The grounds for an annulment of marriage in AZ include:
- Mental illness
- Temporary insanity at time of marriage
- Intoxication at time of marriage
- Underage marriage
- Unknowing infertility since the start of the marriage
How does mental illness allow for an annulment of marriage in AZ?
One can seek an annulment on the grounds of mental illness if and only if it can be proven that the mental illness was present at the time of marriage and that it takes away the ability of the spouse to consent to the marriage at that time. Mental illness that develops after the marriage will have to be subject to divorce. The temporary insanity grounds are related but difficult to prove, particularity since annulment of marriage in Arizona states that marriages made during a “lucid interval” cannot be annulled. There will have to be certifiable proof of confinement to a mental institution as well as other evidence that the party seeking the annulment was unaware of the condition at the time that led to the annulment.
Role of consent in determining an annulment of marriage in AZ
A critical factor in determining if a marriage can be annulled is consent. Much of the grounds for an annulment of marriage in Arizona imply that one party to the marriage could not consent to the union. This applies to both duress as well as state of mind and maturity in the case of underage marriage without parental approval. Intoxication too, would take away the ability to consent, but only if the party can prove that there was substantial intoxication at the time of the wedding ceremony.
Marriage to more than one spouse and annulment of marriage in AZ
Bigamy is grounds for an annulment of marriage in Arizona and all subsequent marriages after the first are annulled.

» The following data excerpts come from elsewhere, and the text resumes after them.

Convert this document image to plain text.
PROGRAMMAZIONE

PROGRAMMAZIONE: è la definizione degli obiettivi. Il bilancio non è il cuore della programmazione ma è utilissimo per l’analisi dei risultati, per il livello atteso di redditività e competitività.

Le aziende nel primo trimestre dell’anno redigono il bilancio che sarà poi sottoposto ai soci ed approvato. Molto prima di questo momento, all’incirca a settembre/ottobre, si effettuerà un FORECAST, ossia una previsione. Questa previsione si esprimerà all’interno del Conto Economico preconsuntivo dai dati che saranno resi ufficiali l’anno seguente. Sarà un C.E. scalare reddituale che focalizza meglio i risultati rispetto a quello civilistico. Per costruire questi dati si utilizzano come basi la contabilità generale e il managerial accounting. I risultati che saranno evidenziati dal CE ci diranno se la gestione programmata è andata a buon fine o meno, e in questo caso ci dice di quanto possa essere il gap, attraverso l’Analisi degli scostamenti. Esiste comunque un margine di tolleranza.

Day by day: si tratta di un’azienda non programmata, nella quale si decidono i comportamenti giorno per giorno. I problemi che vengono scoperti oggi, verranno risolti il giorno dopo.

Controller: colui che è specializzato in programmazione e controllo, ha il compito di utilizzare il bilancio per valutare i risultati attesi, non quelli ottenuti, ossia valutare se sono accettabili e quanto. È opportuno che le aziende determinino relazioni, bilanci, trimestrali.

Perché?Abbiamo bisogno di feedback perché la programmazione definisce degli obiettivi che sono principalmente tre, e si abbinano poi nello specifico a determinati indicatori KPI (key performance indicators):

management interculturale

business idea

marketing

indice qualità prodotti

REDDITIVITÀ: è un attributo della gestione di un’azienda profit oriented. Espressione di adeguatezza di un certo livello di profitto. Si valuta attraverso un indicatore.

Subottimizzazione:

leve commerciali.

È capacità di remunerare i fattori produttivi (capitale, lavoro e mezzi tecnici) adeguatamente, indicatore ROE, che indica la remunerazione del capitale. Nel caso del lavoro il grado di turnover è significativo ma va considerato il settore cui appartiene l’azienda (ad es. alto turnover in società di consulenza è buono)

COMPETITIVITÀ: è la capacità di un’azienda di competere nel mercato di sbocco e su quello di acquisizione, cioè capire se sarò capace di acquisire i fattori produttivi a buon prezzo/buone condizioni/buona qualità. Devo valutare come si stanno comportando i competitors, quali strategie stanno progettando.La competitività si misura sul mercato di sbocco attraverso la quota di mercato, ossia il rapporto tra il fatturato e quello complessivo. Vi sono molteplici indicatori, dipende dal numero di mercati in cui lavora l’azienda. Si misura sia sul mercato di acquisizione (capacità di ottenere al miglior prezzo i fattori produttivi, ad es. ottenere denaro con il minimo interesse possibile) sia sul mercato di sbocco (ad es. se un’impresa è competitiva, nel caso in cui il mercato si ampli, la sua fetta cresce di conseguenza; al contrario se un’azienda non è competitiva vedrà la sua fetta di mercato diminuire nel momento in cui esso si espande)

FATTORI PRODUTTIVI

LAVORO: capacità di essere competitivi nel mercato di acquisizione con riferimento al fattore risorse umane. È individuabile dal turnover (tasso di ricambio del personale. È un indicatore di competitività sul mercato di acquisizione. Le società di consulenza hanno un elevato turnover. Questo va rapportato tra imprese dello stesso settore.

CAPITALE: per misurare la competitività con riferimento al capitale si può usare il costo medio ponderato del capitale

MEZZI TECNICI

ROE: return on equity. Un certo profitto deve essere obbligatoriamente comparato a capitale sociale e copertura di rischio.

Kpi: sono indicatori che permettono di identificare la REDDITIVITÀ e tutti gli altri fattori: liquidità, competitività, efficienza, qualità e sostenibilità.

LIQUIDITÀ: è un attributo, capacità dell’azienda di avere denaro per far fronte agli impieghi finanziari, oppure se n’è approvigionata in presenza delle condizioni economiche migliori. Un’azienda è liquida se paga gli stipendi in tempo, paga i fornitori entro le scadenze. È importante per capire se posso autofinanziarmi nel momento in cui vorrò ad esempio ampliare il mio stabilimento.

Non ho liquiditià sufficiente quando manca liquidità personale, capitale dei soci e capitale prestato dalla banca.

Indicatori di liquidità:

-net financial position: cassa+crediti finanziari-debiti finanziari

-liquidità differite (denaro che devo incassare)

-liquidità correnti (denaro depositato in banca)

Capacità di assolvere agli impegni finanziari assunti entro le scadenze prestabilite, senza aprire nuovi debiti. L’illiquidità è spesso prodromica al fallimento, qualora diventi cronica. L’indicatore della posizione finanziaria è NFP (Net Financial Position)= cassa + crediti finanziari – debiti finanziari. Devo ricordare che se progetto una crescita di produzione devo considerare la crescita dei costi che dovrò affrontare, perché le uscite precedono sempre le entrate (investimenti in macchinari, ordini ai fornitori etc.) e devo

This is regardless of if the arrangement was known or unknown to either spouse. The annulment of marriage in AZ is automatic and no further action be taken by either spouse when this comes to light. In order for a second marriage not to be subject to an automatic annulment of marriage in AZ, then the first marriage must be ended my divorce or the spouse must have been deceased. In the event that a deceased spouse is actually alive, you will work with state authorities to determine if this means that your current marriage is the subject of an annulment of marriage in AZ until the marriage to the first spouse is ended. You can expect notice if your first marriage ends with annulments of marriage in Arizona.
How do annulments of marriage in Arizona proceed?

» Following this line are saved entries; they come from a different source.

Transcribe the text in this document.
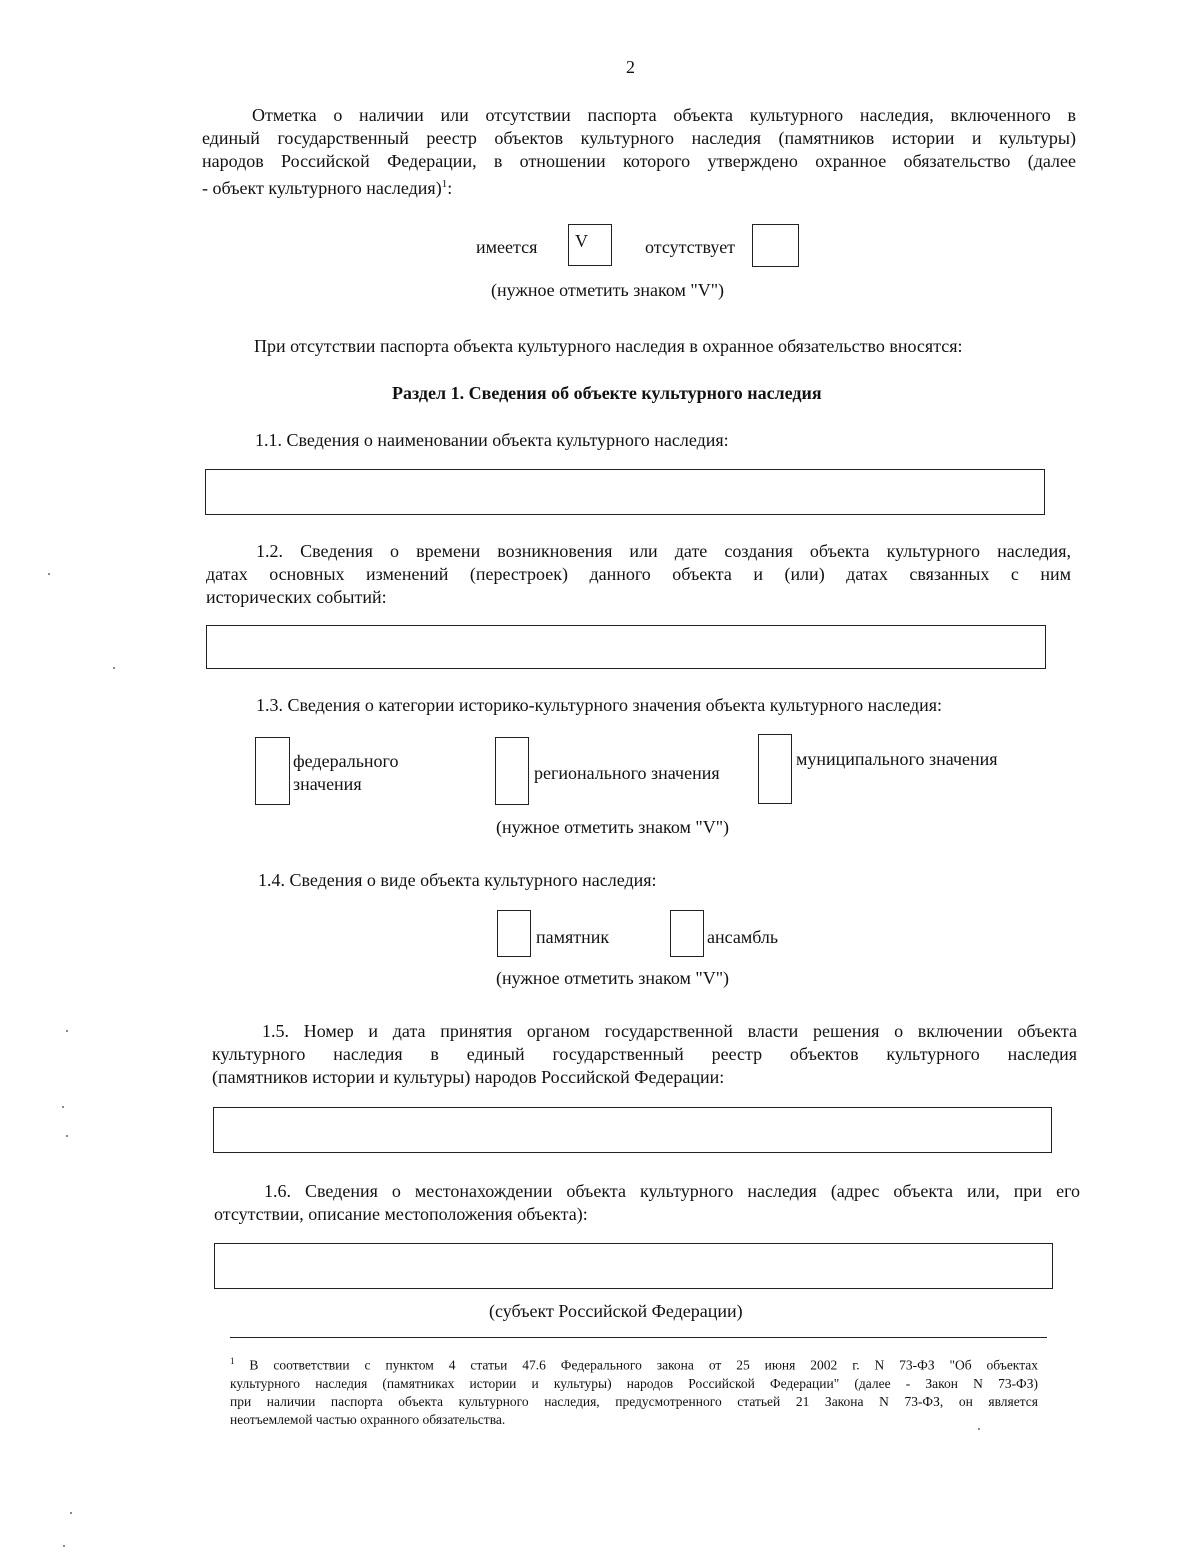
2
Отметка о наличии или отсутствии паспорта объекта культурного наследия, включенного в
единый государственный реестр объектов культурного наследия (памятников истории и культуры)
народов Российской Федерации, в отношении которого утверждено охранное обязательство (далее
- объект культурного наследия)$^1$:
имеется V	отсутствует
(нужное отметить знаком "V")
При отсутствии паспорта объекта культурного наследия в охранное обязательство вносятся:
Раздел 1. Сведения об объекте культурного наследия
1.1. Сведения о наименовании объекта культурного наследия:
1.2. Сведения о времени возникновения или дате создания объекта культурного наследия,
датах основных изменений (перестроек) данного объекта и (или) датах связанных с ним
исторических событий:
1.3. Сведения о категории историко-культурного значения объекта культурного наследия:
федерального
значения
регионального значения
муниципального значения
(нужное отметить знаком "V")
1.4. Сведения о виде объекта культурного наследия:
памятник	ансамбль
(нужное отметить знаком "V")
1.5. Номер и дата принятия органом государственной власти решения о включении объекта
культурного наследия в единый государственный реестр объектов культурного наследия
(памятников истории и культуры) народов Российской Федерации:
1.6. Сведения о местонахождении объекта культурного наследия (адрес объекта или, при его
отсутствии, описание местоположения объекта):
(субъект Российской Федерации)
$^1$ В соответствии с пунктом 4 статьи 47.6 Федерального закона от 25 июня 2002 г. N 73-ФЗ "Об объектах
культурного наследия (памятниках истории и культуры) народов Российской Федерации" (далее - Закон N 73-ФЗ)
при наличии паспорта объекта культурного наследия, предусмотренного статьей 21 Закона N 73-ФЗ, он является
неотъемлемой частью охранного обязательства.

In order to get annulments of marriage in Arizona, you will need to make your case to annulments of marriage in Arizona attorney that will evaluate your case. The annulments of marriage in Arizona attorney will determine if you meet the grounds for this process and will file the case as necessary. The judge offers the ruling on the annulments of marriage in Arizona and that will determine if the annulment proceeds. After the annulments of marriage in Arizona, items such as custody and other divisions will be determined.